Limitations & Future Work

  • Does not reduce memory consumption (still requires storing the full KV cache), offering limited help for GPU memory-bottlenecked scenarios.
  • A performance-speed trade-off remains, failing to fully recover Vanilla performance.
  • The similarity threshold \(s\) is globally configured; layer-wise configuration has not been explored.
  • The scale of Continued Pre-training is relatively small and restricted to the Arxiv domain.
  • Future Directions: (1) Combining with KV quantization methods to reduce memory footprint; (2) Integrating layer-specific policies (e.g., PyramidKV) to set different K sizes for different layers; (3) Extending to Vision Transformers.

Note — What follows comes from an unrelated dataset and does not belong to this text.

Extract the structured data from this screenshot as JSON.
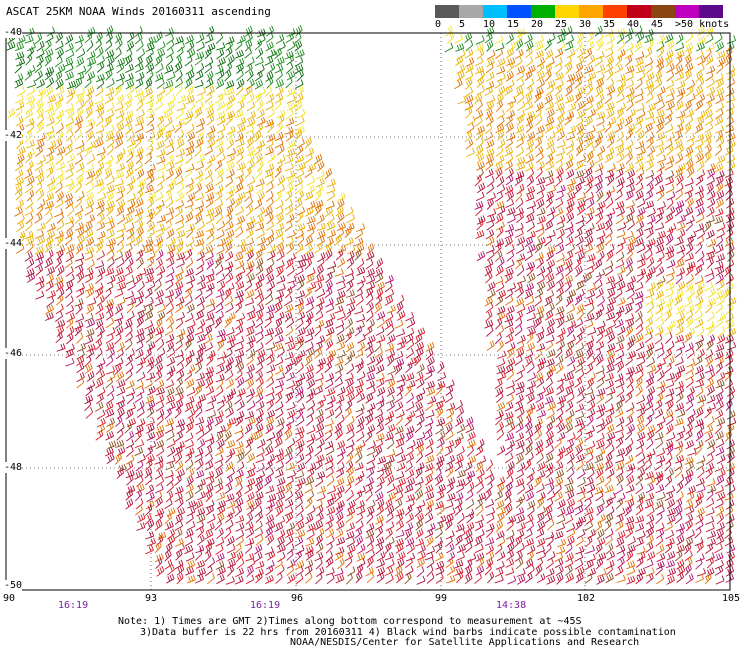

  • SnapKV selects important tokens only once during the prefilling phase and never updates them, representing a special case of RefreshKV (where no refreshing occurs).

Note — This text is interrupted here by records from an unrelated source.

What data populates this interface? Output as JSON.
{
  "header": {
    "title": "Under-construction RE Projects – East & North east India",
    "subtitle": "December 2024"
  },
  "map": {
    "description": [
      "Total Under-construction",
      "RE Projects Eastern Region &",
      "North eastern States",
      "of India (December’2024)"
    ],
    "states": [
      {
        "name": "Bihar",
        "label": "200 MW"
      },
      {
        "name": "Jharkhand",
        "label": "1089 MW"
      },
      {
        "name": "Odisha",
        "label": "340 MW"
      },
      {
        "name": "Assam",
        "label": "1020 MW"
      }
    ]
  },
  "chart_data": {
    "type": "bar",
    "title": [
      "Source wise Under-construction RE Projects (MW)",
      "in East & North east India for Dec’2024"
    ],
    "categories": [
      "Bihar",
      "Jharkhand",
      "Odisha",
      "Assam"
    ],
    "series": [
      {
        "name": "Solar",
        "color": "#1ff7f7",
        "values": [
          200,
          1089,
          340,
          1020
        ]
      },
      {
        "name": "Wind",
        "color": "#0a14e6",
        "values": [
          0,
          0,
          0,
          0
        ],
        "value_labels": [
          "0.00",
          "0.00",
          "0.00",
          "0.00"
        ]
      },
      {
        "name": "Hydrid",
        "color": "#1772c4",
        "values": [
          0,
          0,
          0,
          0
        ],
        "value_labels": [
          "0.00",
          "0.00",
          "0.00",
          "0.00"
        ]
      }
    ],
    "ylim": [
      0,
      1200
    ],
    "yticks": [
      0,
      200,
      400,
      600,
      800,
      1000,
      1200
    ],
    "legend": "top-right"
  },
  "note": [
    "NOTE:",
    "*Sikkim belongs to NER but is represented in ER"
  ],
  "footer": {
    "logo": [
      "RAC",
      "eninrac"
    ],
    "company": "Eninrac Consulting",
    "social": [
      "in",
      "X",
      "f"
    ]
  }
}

  • H2O dynamically maintains heavy hitters using accumulated attention scores, but still relies on permanent eviction.
  • StreamingLLM's sink token + sliding window strategy is simple but suffers severe information loss.
  • MInference focuses on accelerating sparse attention in the prefilling phase, which is complementary to RefreshKV's focus on the decoding phase.

Rating

  • Novelty: ⭐⭐⭐⭐ The "refreshing instead of evicting" concept is simple and elegant, though its technical implementation is relatively straightforward.
  • Experimental Thoroughness: ⭐⭐⭐⭐⭐ Complete coverage of language modeling, short-output, long-output, and synthetic tasks, with precise ablation designs.
  • Writing Quality: ⭐⭐⭐⭐⭐ Clear exposition of motivation, intuitive design of the Chain-of-key task, and concise pseudocode.
  • Value: ⭐⭐⭐⭐ Fills a benchmarking gap of KV cache methods on long-form generation tasks; the method can be directly applied to existing LLMs.